Vespasiānus, Titus Flavius Sabīnus in Harpers Dictionary
A Roman emperor from A.D. 70 to A.D. 79. He was born in the Sabine country on the 17th of November, A.D. 9. His
father was a man of mean condition, of Reaté, in the country of the Sabini. His mother, Vespasia Polla, was the
daughter of a praefectus castrorum, and the sister of a Roman senator. She was left a widow with two sons,
Flavius Sabinus and Vespasian. Vespasian served as military tribune in Thrace, and was quaestor in Crete and
Cyrené. He was afterwards aedile and praetor. About this time he married Flavia Domitilla, the daughter of a
Roman eques, by whom he had two sons, both of whom succeeded him. In the reign of Claudius he was sent into
Germany as legatus legionis, and in 43 he held the same command in Britain, and reduced Vectis (Isle of Wight).
He was consul in 51, and proconsul of Africa under Nero. He was at this time very poor, and was accused of
getting money by dishonourable means; but he had a great military reputation, and was liked by the soldiers.
Nero afterwards sent him to the East (A.D. 66), to conduct the war against the Jews. His conduct of the Jewish
War had raised his reputation, when the war broke out between Otho and Vitellius after the death of Galba. He
was proclaimed emperor at Alexandria on the 1st of July, 69, and soon after all through the East. He reached
Rome in the following year (A.D. 70), leaving his son Titus to continue the war against the Jews. Titus took
Jerusalem after a siege of five months; and a formidable insurrection of the Batavi, headed by Civilis, was put
down about the same period. Vespasian, on his arrival at Rome, worked with great industry to restore order in
the city and in the Empire. He disbanded some of the mutinous soldiers of Vitellius, and maintained discipline
among his own. He co-operated in a friendly manner with the Senate in the public administration.
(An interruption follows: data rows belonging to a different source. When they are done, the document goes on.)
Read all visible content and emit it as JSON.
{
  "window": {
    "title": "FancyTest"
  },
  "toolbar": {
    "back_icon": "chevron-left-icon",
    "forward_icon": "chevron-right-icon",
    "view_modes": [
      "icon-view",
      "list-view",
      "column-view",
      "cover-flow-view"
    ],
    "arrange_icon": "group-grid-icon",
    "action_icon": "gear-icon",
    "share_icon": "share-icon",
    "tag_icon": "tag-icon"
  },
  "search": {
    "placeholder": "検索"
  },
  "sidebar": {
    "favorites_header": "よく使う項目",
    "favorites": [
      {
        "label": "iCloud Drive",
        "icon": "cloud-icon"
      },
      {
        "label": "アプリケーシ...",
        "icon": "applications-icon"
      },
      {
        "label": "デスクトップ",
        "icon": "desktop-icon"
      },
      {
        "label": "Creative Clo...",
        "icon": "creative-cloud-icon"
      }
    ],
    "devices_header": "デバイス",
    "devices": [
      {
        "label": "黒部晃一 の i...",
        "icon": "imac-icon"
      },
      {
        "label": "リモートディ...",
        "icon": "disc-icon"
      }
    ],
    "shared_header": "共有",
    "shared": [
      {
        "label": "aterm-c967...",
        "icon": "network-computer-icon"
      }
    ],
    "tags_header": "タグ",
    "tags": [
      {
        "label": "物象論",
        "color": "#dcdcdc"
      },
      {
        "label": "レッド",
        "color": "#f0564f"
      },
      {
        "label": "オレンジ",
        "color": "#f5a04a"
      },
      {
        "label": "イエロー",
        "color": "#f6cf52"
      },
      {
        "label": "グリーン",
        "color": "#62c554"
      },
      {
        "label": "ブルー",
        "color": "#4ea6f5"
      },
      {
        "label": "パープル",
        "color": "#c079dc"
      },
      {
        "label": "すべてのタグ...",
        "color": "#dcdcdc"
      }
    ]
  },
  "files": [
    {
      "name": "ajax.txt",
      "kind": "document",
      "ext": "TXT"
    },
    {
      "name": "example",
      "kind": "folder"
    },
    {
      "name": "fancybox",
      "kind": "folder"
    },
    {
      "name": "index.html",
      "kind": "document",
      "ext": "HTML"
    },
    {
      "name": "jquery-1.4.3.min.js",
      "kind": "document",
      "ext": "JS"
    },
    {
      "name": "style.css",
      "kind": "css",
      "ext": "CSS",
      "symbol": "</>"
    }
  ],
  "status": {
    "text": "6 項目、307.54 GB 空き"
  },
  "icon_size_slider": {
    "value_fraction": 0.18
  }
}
The simplicity
and frugality of his mode of life formed a striking contrast with the profusion and luxury of some of his
predecessors, and his example is said to have done more to reform the morals of Rome than all the laws which had
ever been enacted. He lived more like a private person than a man who possessed supreme power: he was affable
and easy of access to all persons. The personal anecdotes of such a man are some of the most instructive records
of his reign. He was never ashamed of the meanness of his origin, and ridiculed all attempts to make out for him
a distinguished genealogy. When Vologeses, the Parthian king, addressed to him a letter commencing in these
terms, "Arsaces, king of kings, to Flavius Vespasianus," the answer began, "Flavius Vespasianus to Arsaces, king
of kings."
If it be true, as it is recorded, that he was not annoyed at satire or ridicule, he exhibited an elevation of
character almost unparalleled in one who filled so exalted a station. He knew the evil character of his son
Domitian, and as long as he lived he kept him under proper restraint. The stories that are told of his avarice
and of his modes of raising money, if true, detract from the dignity of his character; and it seems that he had
a taste for petty saving and coarse humour. Yet it is admitted that he was liberal in all his expenditure for
purposes of public utility. In 71 Titus returned to Rome, and both father and son triumphed together on account
of the conquest of the Jews. The reign of Vespasian was marked by the conquest of North Wales and the island of
Anglesey by Agricola, who was sent into Britain in 78. Vespasian also busied himself in securing the German
frontier: he fortified the Agri Decumates and strengthened the defences of the Limes Germanicus. (See Germania.)
In Italy he reorganized the Praetorian Guard, forming one of nine cohorts composed of Italians only. His
financial management was marked by great economy; but he was the author of some remarkable public works at Rome,
the building of the magnificent Temple of Peace, and the rebuilding of the Temple of Iupiter Capitolinus. In the
summer of 79, Vespasian, whose health was failing, went to spend some time at his paternal house in the
mountains of the Sabini, but derived no benefit from treatment. He still attended to business, just as if he had
been in perfect health, and, on feeling the approach of death, he said that an emperor should die standing; and
in fact he did die in this attitude, on the 24th of June, 79, being sixty-nine years of age. His last words were
characteristic of his somewhat cynical humour, "Methinks I am becoming a god" (Ut puto, deus fio) (Suet. Vesp.
23; Dio Cass. cxvi.). See the account of Vespasian in Merivale's History of the Romans under the Empire (1865).